I was 6 years old when my sisters and I, by an act of luck, ended up in SOS Children's Village in Pune, western India. I still remember the ride from the adoption home to the SOS Children’s Village. We were so happy to be riding in a clean car. The village director, Mr. Victor, came to pick us up. He was a kind fatherly man and I am still in touch with him.
Once we arrived at the village in Pune, we were given a new home and a mother. That was the first time I could call someone my mother. I fell in love with her. My SOS mother Shashikala Dubey was a simple and loving person. She was my hero. She was the first person who offered us real love and affection. Her care and nurturing made me and my sisters feel human again. To have someone who loves you and cares for you is a fundamental need, without it any human being cannot function like a human being.
After I finished school, I studied as a nurse, married, and settled down in Pune. I made it a point to marry someone like me who was an orphan so that he could understand what kind of challenges I had seen.
I had two children and life was going on as usual when one day, because of some work-related pressure, my husband left us. It was a moment of reckoning for me. More than the financial crisis, it was the emotional letdown that shook me up.

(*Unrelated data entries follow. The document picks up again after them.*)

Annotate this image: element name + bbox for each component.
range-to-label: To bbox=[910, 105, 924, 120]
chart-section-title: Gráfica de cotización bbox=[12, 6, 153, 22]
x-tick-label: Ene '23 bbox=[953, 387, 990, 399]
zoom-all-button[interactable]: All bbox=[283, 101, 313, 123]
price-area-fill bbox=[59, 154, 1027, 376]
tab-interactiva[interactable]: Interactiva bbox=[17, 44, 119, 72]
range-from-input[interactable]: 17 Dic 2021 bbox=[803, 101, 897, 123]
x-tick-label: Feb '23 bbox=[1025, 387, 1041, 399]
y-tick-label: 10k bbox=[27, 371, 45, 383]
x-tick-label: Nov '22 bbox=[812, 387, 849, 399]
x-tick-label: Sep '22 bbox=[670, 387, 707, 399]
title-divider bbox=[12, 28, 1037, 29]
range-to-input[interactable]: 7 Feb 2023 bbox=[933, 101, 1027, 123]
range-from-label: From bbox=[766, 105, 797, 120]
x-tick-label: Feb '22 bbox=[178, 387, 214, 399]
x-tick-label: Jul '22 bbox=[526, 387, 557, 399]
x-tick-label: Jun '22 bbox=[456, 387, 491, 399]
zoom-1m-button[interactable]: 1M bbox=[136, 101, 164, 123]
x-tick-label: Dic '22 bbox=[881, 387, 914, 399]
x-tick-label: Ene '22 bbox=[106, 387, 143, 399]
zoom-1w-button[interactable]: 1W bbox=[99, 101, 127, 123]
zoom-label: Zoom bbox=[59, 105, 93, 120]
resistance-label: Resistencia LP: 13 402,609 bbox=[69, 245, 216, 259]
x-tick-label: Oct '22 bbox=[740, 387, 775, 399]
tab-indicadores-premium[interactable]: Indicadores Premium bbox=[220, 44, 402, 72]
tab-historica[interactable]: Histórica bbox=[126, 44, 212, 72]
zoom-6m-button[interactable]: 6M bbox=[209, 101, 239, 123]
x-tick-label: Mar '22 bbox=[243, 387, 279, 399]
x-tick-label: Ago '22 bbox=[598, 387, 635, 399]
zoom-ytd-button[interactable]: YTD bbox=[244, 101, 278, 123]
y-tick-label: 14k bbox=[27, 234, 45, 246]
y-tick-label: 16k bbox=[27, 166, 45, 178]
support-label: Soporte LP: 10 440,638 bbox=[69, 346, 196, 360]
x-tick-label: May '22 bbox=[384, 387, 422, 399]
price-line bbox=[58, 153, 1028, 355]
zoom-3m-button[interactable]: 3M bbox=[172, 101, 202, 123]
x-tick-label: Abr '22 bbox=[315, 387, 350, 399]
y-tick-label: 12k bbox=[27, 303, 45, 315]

Here I was, a middle-aged woman with two children and it was like I was back on the railway station with two young ones to look after. It brought back the trauma of losing my family again. I had made so many sacrifices to create a family. I put my career and my aspirations below caring for everyone and in return my husband showed me how little it mattered to him and he chose his dreams, abandoning us.
For a few months, I could not think of anything else but how life was unfair and cruel and not worthwhile. We women bore the burden of setting up homes, raising children, and holding up the world, and yet in the society we lived in, it didn’t amount to much. The emotional labor and the home work that women do in India is never counted as work or of much worth. It’s only money and the labour that a man does for work that is considered valuable ultimately. The love and care is just expected and demanded from women and never returned when they may need it.
It is during my life crisis that I got the clarity of what I wanted to do in my life and work.
I knew of so many abandoned women. I had particularly been struck by the condition of my now retired SOS mother, who had gone back to live with her family and was in a very poor condition. Her biological children didn’t want her around after her health had deteriorated. I knew of many elderly ladies who were discarded by their families as they had no savings and could no longer contribute in physical work in their senior years.
I knew that the emotional work of one such woman had saved my life so I knew their value and I couldn’t stand such women being treated like their lives of nurturing didn’t amount to much in the end, even for their own children.
I started working extra hours at the hospitals to earn extra and I brought my SOS mother home and looked after her till her death. I realized this was the real work I wanted to do: to care for elderly mothers whose families didn’t want them. The hospitals where I worked as a nurse also started sending elderly women who had no one to look after them.
Soon I had more women than I could keep in my home. That’s how my organization Nirmal Seva Foundation was established in 2018. ("Nirmal" means pure and "seva" means service in Hindi). At present, I have 20 such elderly women/mothers who I look after. They need nothing more than someone who can make them feel wanted and bring them comfort in their last years.
Many people say what I am doing is very hard work and I should choose an easier life. To me it’s not hard work at all it is just a way of healing my broken heart.
The love that mothers give is what saved my life, and I want as much as of it I can get it in my lifetime. Every day I sit with them and feel blessed. While life is tough and getting resources for a cause like mine is difficult, I do feel energized every day to go on, for families are all that matter and make life worthwhile.